Khyrs et Tzaghirs






C O L L I G N O N




C h r on i q u e s

Éditions du Tiroir


Semper clausus


  KHYRS ET TZAGHÎR



1. La stèle

Ici le fleuve Kdôh entaille la falaise. Six cents doghs de dénivelé. Au sommet, la ligne des arbres – en bas, la trouée du rapide et son ravage de troncs. L’eau fume jusqu’aux premières savanes sous la pente : c’est là, au bout de la dernière piste, que se devine sous les herbes la stèle d’Alloum-Khéfi. 

« Lis ce qui est écrit !
- Comment serait-ce possible, ô Badjar, à celui que tu as privé de la vue ?
- C’est juste.Qu’on l’achève.
Un esclave pousse le Blanc, qui tombe à quatre pattes et reçoit sur la nuque le froid tranchant du ssûtak ; un autre entraîne le corps et la tête hors de la piste, à portée de hyènes.
« Blanc, lis-nous le texte de la stèle.
- De la dixième année de mon très glorieux Règne
« Quiconque, homme ou femme, de peau noire, ayant franchi la borne du Royaume
«  Sera sur-le-champ exécuté ».
Un vaste éclat de rire secoue les Suivants sur leurs méharis, et gagne la colonne des guerriers sur toute sa longueur. Le prisonnier halète. Le ssûtak recourbé s’élève sur sa tête, mais le Badjar fait un geste condescendant : « Laissez-lui la vie ». L’homme est tiré en arrière par la corde qui lie ses poignets. Le Badjar tend le bras vers la stèle.
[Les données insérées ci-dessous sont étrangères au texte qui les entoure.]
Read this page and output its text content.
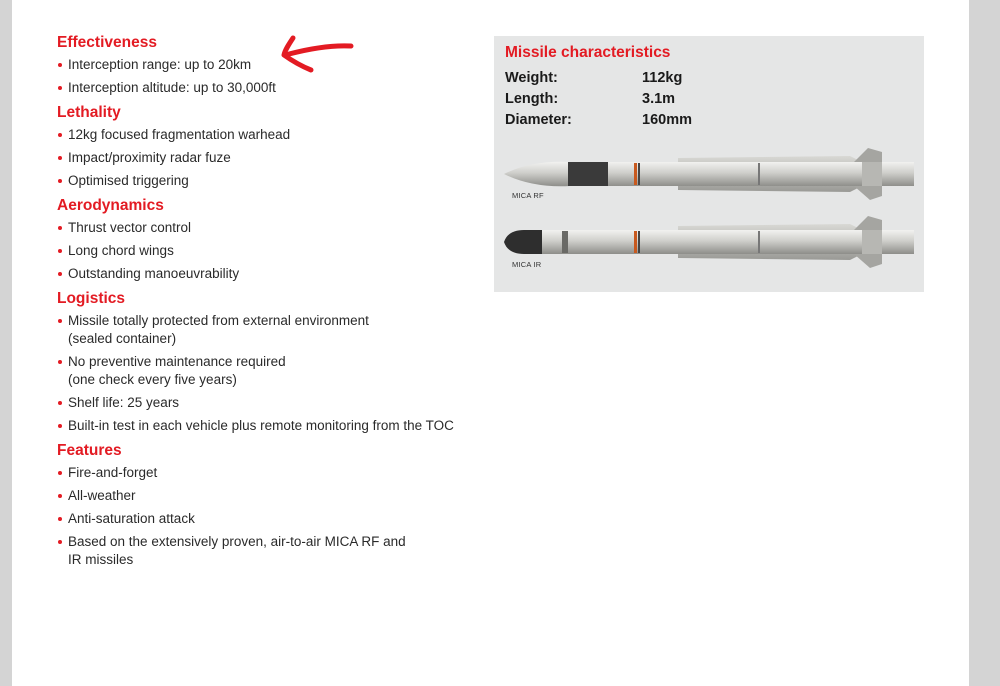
Effectiveness
Interception range: up to 20km
Interception altitude: up to 30,000ft
Lethality
12kg focused fragmentation warhead
Impact/proximity radar fuze
Optimised triggering
Aerodynamics
Thrust vector control
Long chord wings
Outstanding manoeuvrability
Logistics
Missile totally protected from external environment
(sealed container)
No preventive maintenance required
(one check every five years)
Shelf life: 25 years
Built-in test in each vehicle plus remote monitoring from the TOC
Features
Fire-and-forget
All-weather
Anti-saturation attack
Based on the extensively proven, air-to-air MICA RF and
IR missiles
Missile characteristics
Weight:	112kg
Length:	3.1m
Diameter:	160mm
MICA RF
MICA IR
Aussitôt dix guerriers s’arc-boutent à sa base et s’écartent d’un bond quand la pierre s’abat dans un creux d’eau sous les herbes, avec le bruit lourd d’un hippopotame touché à mort.
Alors une clameur remonte la colonne jusqu’aux lisières de forêts, et plus loin, où l’on n’a rien vu. Le Badjar a levé trois fois le ludabeth, sa lance-d’appui, qui descend jusqu’au sol le long de sa monture, et rythme la marche vers le nord : Hy-bâ !
Hy-bâ ! crient les flancs-gardes.
Le Badjar marche en tête sur son méhari. Ses lèvres sont bleues. Son crâne aux tempes poncées porte une crête rousse de la nuque au front. De sa ceinture partent huit longues étoles rouges, tendus en étoiles par huit esclaves à pied, aux lèvres bleues, le torse nu. Ainsi maintenu à mi-corps, il avance avec majesté, comme une rutilante mygale.
Les tendeurs d’étoles trébuchent sur les longues-herbes, prenant soin de toujours garder le tissu soigneusement tiré. Leurs traits et leurs muscles luisent. Sous la taille écartelée par les écharpes tendues à se rompre, un pantalon bouffant d’étoffe blanche à crevés rouges. Les pieds sont nus.